What Your Teachers & Administrators Need To Know About Your Kid

ALTHOUGH A NEW SCHOOL YEAR IS A FRESH START, IT CAN TAKE SOME ADJUSTING FOR EVERYONE. AS A PARENT, YOU CAN OPEN UP WITH TEACHERS AND SHARE INSIGHTS ABOUT YOUR CHILD TO ENSURE THE NEW ACADEMIC YEAR IS OFF TO THE RIGHT START FROM THE BEGINNING.

Posh Seven spoke with Loudoun County teachers and administrators to find out what, specifically, parents should share with educators in the first few weeks of school.

THEIR ROUTINES AND FAMILY LIFE
Teachers typically only see their students in the classroom setting and want to understand life at home. Dawn Blevins is a 4th grade teacher at Guilford Elementary, a Title 1 school in Sterling. She said parents should share everything about their kid and home life, from whether they eat breakfast to who lives at home. Knowing the answers to these types of questions helps a teacher understand what support students have when they leave the classroom as well as their immediate needs. “Children cannot learn if immediate needs are not met,” said Blevins.

Other tidbits worth sharing are: if parents work, who helps with homework, whether English is the primary language, if a child lives with both parents, and how they’re getting to and home from school. Educators encourage a consistent routine from day one, particularly for younger aged children.

PRIOR LEARNING EXPERIENCES
Teachers will have a snapshot of a student’s educational journey, but they may not know how the student got to that point. Sharing how your child learns best could better prepare a teacher to adapt to his or her specific needs.

“It is always helpful to know which type of learner the student is (auditory, visual, kinesthetic),” said John Tuck, assistant principal at Rolling Ridge Elementary in Sterling and former 5th grade teacher. “There were years that I had to find a song for every single topic and other years where material had to be presented with a side-by-side visual because that is how the majority of my students learned best.”

TELL THEM WHAT MOTIVATES YOUR KID
You’ve been raising your kid way before the teacher has come into the picture.
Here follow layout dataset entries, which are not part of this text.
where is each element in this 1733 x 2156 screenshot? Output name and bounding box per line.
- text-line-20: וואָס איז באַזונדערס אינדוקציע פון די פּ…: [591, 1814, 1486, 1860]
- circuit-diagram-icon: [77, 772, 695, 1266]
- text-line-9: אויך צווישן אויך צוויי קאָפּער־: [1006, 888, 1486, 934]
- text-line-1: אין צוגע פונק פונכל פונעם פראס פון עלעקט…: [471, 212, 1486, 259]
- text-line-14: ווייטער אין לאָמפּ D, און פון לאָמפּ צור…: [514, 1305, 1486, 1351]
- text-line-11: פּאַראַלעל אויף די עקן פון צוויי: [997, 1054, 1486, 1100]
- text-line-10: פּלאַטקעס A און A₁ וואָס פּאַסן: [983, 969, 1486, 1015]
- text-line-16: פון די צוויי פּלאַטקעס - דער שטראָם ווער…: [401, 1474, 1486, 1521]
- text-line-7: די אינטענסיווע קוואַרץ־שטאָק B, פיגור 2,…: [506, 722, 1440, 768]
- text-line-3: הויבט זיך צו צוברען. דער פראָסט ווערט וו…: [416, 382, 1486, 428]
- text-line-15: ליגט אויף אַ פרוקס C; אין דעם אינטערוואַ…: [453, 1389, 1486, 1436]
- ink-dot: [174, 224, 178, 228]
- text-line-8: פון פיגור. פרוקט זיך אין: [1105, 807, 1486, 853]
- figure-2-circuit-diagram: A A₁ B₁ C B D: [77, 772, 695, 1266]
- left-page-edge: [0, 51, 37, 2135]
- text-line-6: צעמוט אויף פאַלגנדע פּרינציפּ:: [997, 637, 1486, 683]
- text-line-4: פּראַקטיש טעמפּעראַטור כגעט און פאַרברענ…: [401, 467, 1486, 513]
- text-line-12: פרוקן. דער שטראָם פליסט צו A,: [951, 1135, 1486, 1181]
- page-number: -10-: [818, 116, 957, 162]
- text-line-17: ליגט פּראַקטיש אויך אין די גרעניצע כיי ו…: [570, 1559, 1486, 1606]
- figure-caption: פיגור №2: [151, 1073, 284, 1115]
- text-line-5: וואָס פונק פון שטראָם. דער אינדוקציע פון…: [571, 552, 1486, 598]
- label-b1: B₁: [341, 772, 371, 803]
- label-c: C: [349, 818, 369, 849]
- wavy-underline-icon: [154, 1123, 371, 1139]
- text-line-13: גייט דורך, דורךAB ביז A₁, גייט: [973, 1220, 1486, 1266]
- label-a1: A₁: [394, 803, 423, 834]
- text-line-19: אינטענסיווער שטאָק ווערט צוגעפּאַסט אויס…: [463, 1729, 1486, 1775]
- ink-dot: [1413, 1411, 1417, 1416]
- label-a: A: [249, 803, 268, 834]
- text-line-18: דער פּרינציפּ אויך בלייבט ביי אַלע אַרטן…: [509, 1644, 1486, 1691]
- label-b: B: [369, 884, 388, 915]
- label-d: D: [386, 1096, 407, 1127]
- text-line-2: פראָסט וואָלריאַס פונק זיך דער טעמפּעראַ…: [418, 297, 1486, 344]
That makes you an expert in your child. Share with teachers what has personally worked for you and even what hasn’t when it comes to motivation. This will eliminate some of the guesswork and trial and error for teachers. “Some students are easily motivated but, for others, it takes a little bit more to peel back the layers to see what is going to get them going,” said Tuck.

Maybe it’s rewarding them with stickers, a word of positivity, or sharing a personal story that resonates with your kid. Whatever it may be, share it with your child’s teacher.

THEIR INTERESTS
Compile a list of extracurricular activities, such as sports and other hobbies, that bring happiness and joy into your child’s life. Teaching is all about relationships, and knowing this information can help a teacher make a connection early on in the school year and encourage your child to work extra hard. “It is truly amazing what a student will accomplish if they want to do well for both themselves and the teacher,” said Tuck.

Many teachers attend school performances or sporting events to show their support for students and build a trusting relationship. Help them establish this bond.

ANYTHING ELSE THAT’S NOT ON A STANDARD SCHOOL DOCUMENT
Typically papers will go home that will cover miscellaneous information for the teacher to get to know your child. If there is something that has developed over the summer or you failed to mention previously, go ahead and share. Whether it’s a major change in the family, or a health or behavioral issue, the ideal scenario is to inform everyone at the start of the school year to open the line of communication.